Unison, representing MHS members, is supporting an alternative option under which a transformed MHS stays within public hands and receives new investment to enable it provide an improved services.
Unison national officer for meat inspectors Ben Priestley said privatisation is a “recipe for disaster”. He added: “Private companies acting in competition with one another are hardly in the best position to deliver public health because they are ultimately driven by making a profit, rather than prioritising public safety.”
Most abattoirs and primary meat processing operators recognise that reform of the MHS is needed. But concerns have been expressed that safety standards should not be diluted and neither should industry have to shoulder the £31M costs of providing the service.

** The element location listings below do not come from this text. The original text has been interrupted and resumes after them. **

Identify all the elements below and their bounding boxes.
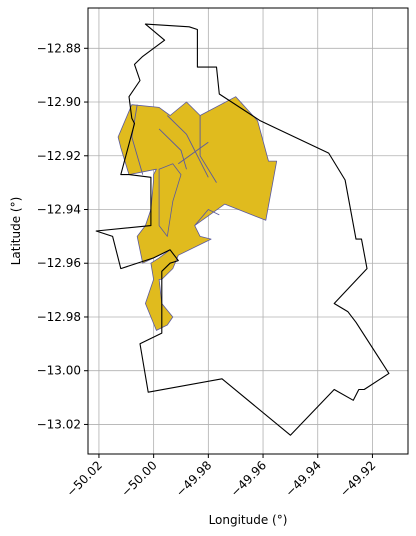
municipal-boundary	[95, 23, 390, 436]
y-tick-label-5: −12.98	[37, 310, 81, 324]
inner-region-lines	[131, 104, 220, 226]
inner-line-2	[199, 115, 217, 183]
y-tick-label-1: −12.90	[37, 95, 81, 109]
x-tick-label-1: −50.00	[118, 458, 159, 499]
y-tick-label-2: −12.92	[37, 149, 81, 163]
inner-line-4	[194, 208, 220, 226]
plot-frame	[87, 7, 409, 455]
inner-line-3	[178, 141, 209, 165]
grid-lines	[88, 8, 408, 454]
filled-regions	[117, 96, 278, 331]
boundary-outline	[95, 23, 390, 436]
x-tick-label-0: −50.02	[64, 458, 105, 499]
y-tick-label-7: −13.02	[37, 417, 81, 431]
y-tick-label-6: −13.00	[37, 364, 81, 378]
filled-region-a	[117, 96, 278, 331]
y-tick-label-3: −12.94	[37, 203, 81, 217]
x-tick-label-2: −49.98	[173, 458, 214, 499]
x-tick-label-5: −49.92	[337, 458, 378, 499]
inner-line-0	[131, 104, 144, 175]
y-tick-label-4: −12.96	[37, 256, 81, 270]
x-axis-label: Longitude (°)	[209, 513, 288, 527]
x-tick-label-3: −49.96	[228, 458, 269, 499]
x-tick-label-4: −49.94	[283, 458, 324, 499]
filled-region-b	[158, 163, 182, 237]
y-axis-label: Latitude (°)	[9, 197, 23, 266]
inner-line-1	[166, 115, 209, 178]
y-tick-label-0: −12.88	[37, 41, 81, 55]
inner-line-5	[158, 128, 187, 170]
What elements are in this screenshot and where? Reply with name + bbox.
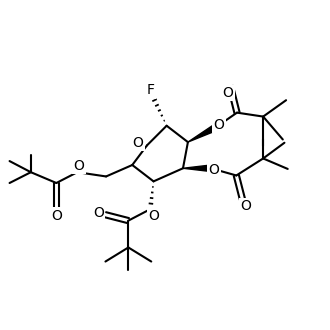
Text: O: O (74, 159, 84, 173)
Polygon shape (183, 165, 211, 172)
Text: O: O (51, 209, 62, 223)
Text: O: O (93, 206, 104, 220)
Text: O: O (214, 118, 224, 132)
Text: O: O (209, 163, 219, 177)
Text: O: O (241, 199, 251, 213)
Text: O: O (148, 209, 159, 223)
Polygon shape (188, 124, 217, 142)
Text: O: O (222, 86, 233, 100)
Text: O: O (132, 136, 143, 150)
Text: F: F (147, 83, 154, 97)
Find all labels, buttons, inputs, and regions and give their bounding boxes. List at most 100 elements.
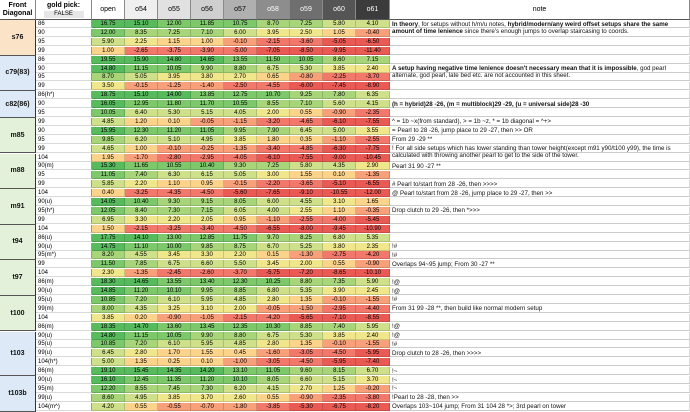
- row-height-label[interactable]: 95: [36, 171, 92, 180]
- value-cell[interactable]: 6.95: [92, 215, 125, 224]
- value-cell[interactable]: 6.60: [191, 260, 224, 269]
- value-cell[interactable]: 2.45: [356, 287, 390, 295]
- value-cell[interactable]: 14.35: [158, 367, 191, 376]
- value-cell[interactable]: 1.80: [257, 135, 290, 144]
- value-cell[interactable]: 12.95: [125, 100, 158, 109]
- value-cell[interactable]: 19.55: [92, 55, 125, 64]
- row-height-label[interactable]: 86(m): [36, 278, 92, 287]
- value-cell[interactable]: -7.10: [323, 313, 356, 322]
- row-height-label[interactable]: 99: [36, 215, 92, 224]
- value-cell[interactable]: 2.40: [356, 64, 390, 73]
- value-cell[interactable]: -2.15: [257, 37, 290, 46]
- value-cell[interactable]: 12.75: [224, 91, 257, 100]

Last year Unison conducted a confidential survey of its 1,000-plus MHS members, showing that 92% did not believe introducing hazard analysis critical control point (HACCP) procedures had improved the level of faecal contamination for carcases presented for inspection.
Unison claimed that 53% of meat plants employed trimmers to remove faecal contamination prior to inspection. Half the abattoirs using trimmers still regularly presented between 40-100% of carcases for official inspection with visible faecal contamination, said Unison. And 64% of meat inspectors were still unofficially expected to trim faecal contamination off carcases at the inspection point, it said.